Researchers have discovered a group of antibodies that puts them on track towards developing a vaccine to treat HIV.
Last month, researchers at UT and Duke University published a study in the journal Science Immunology about their discovery of a lineage of antibodies that has the ability to neutralize 99 percent of existing strains of HIV. According to the study, these broadly neutralizing antibodies are unique because they are able to bind to the virus’ plasma membrane, a hard-to-access but crucial location that interferes with the viral life cycle.
HIV interferes with the body’s immune system by attacking T-cells, or white blood cells that fight off infection. Although it has been 18 years since scientists tracked the origin of HIV to chimpanzees in West Africa, no vaccine approved for clinical use currently exists.
“The mutative and diverse features of the HIV virus make it hard to comprehend,” said Sebastian Schätzle, a postdoctoral research fellow at UT and one of the authors of the study. “We don’t have good therapeutics against HIV, and we don’t have a vaccine.”
The study began with the discovery of a patient infected with HIV who was able to produce unique antibodies. In this patient, the researchers found seven variants of the DH511 B cell. The presence of the B cell showed that the human body can produce these seven antibodies.
However, when UT biomedical engineering professor George Georgiou examined the blood, he noticed three of the variants of the antibodies didn’t appear in the protein sequences.

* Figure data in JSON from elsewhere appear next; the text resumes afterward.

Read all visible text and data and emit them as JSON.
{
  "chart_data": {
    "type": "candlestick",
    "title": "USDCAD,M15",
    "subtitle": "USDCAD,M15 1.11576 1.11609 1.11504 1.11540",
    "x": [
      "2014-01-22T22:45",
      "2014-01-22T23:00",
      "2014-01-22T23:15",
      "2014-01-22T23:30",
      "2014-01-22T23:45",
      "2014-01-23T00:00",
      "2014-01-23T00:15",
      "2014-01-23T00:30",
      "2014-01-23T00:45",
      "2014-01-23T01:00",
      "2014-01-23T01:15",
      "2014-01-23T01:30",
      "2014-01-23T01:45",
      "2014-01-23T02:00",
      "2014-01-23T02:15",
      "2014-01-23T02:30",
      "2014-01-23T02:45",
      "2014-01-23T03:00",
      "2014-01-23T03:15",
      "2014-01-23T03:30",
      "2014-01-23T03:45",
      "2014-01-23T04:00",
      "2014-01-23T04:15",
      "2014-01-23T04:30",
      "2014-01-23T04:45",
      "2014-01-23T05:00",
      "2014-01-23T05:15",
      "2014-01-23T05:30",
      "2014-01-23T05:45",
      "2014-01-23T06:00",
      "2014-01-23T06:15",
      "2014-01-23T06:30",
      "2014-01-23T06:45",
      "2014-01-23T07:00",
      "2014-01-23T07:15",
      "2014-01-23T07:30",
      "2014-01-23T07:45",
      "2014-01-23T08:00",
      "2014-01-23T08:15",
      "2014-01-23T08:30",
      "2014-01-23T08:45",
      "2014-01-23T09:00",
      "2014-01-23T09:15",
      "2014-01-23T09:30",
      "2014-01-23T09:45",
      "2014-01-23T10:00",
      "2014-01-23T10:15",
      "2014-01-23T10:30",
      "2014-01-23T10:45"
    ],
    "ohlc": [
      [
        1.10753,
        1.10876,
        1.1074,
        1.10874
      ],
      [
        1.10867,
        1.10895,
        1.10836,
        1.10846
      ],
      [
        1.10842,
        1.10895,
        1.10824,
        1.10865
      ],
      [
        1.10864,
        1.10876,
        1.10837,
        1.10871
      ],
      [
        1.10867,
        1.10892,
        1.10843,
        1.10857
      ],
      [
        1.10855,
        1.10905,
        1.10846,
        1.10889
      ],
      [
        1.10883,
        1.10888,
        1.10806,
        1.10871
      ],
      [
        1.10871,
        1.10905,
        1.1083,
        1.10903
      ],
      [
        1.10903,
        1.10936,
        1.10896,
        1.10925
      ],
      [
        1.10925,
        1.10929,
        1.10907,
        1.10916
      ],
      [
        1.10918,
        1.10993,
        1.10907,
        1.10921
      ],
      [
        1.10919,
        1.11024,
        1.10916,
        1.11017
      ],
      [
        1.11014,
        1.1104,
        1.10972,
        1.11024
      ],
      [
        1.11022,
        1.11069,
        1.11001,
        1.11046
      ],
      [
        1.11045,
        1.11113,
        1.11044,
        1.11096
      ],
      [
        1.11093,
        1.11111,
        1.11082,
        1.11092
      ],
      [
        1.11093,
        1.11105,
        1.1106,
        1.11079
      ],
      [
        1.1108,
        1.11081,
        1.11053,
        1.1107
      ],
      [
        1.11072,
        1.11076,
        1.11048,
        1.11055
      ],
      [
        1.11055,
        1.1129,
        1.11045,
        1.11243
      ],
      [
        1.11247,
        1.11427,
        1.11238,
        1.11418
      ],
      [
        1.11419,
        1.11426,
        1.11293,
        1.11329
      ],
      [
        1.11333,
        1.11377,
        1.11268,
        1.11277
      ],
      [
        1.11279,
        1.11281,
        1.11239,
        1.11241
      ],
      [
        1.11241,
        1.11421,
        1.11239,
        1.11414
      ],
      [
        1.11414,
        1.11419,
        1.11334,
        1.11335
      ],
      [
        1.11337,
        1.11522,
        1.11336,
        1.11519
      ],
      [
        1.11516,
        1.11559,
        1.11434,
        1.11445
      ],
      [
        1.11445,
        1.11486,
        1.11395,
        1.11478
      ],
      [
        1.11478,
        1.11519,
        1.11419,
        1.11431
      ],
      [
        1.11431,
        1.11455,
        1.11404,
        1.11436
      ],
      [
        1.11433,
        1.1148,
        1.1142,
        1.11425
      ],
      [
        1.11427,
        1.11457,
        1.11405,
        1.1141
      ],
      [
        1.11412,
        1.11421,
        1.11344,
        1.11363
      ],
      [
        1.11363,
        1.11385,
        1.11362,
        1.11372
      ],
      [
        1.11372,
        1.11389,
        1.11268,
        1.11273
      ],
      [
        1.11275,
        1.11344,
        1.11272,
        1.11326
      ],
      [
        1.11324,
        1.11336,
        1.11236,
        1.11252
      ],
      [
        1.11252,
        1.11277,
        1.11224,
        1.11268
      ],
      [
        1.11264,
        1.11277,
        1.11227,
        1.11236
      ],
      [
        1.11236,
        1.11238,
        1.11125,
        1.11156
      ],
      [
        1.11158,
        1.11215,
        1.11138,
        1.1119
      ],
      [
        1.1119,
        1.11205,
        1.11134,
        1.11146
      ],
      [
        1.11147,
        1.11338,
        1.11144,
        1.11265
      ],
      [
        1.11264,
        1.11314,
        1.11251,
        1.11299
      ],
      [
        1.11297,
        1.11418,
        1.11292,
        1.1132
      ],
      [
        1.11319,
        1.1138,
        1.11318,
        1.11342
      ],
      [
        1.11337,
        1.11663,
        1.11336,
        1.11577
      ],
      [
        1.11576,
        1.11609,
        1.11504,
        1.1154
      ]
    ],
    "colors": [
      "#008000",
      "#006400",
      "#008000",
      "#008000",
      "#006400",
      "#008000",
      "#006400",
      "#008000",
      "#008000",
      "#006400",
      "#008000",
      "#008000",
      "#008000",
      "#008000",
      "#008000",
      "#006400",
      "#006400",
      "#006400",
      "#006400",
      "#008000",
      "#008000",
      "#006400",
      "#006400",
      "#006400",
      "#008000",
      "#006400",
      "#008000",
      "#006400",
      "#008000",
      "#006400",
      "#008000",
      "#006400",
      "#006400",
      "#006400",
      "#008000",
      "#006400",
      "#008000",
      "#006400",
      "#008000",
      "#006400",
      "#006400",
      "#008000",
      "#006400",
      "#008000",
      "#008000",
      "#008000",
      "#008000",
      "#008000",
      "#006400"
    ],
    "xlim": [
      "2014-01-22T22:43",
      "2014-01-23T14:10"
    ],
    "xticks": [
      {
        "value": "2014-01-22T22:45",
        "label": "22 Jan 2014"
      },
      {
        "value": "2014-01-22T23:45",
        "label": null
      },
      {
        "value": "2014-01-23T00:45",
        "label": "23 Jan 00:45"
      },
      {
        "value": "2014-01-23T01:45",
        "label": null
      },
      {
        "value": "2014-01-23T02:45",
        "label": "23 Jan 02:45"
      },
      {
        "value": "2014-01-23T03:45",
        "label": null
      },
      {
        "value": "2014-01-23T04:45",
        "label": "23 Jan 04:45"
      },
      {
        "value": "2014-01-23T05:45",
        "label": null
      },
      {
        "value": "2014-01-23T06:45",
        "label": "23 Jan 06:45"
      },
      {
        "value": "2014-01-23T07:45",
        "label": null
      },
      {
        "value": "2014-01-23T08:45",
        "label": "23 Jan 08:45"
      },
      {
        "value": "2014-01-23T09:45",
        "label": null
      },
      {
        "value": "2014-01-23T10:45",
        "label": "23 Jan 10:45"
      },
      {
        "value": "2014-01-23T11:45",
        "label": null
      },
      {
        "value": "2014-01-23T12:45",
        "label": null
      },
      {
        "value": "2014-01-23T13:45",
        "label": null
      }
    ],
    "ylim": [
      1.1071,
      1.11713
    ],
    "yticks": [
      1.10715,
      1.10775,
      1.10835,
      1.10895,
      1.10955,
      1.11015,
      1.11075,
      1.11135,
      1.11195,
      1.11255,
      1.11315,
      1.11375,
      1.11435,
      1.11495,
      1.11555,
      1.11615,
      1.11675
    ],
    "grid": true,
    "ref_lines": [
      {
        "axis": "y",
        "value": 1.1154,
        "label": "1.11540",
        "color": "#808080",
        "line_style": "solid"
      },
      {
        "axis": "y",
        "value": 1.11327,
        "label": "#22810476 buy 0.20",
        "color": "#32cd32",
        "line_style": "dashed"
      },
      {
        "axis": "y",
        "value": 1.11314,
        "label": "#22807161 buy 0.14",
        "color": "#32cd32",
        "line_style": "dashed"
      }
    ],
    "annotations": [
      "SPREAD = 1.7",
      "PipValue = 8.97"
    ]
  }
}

“Although the body has the blueprints to produce certain antibodies, it doesn’t always do so,” Schätzle said. “Not everyone who gets infected with HIV can elicit very good antibodies. By studying how different people respond to the actual virus and how they come up with their antibodies, we can use this to design a vaccine to induce antibodies artificially.”
In the next part of the study, researchers mixed and matched two HIV antibodies to create a hybrid antibody that can neutralize most strains of HIV. One of the antibodies came from memory B cells, or cells that can remember pathogens, and the other came from blood plasma.
Once they are able to understand how patients develop effective antibodies, other scientists can use this information to create a vaccine for HIV, Schätzle said.
“These experiments are incredibly expensive and take years,” Schätzle said. “But this project is a pretty big collaboration. In one or two years, we’ll probably have enough information from studies like these to try another vaccine design.”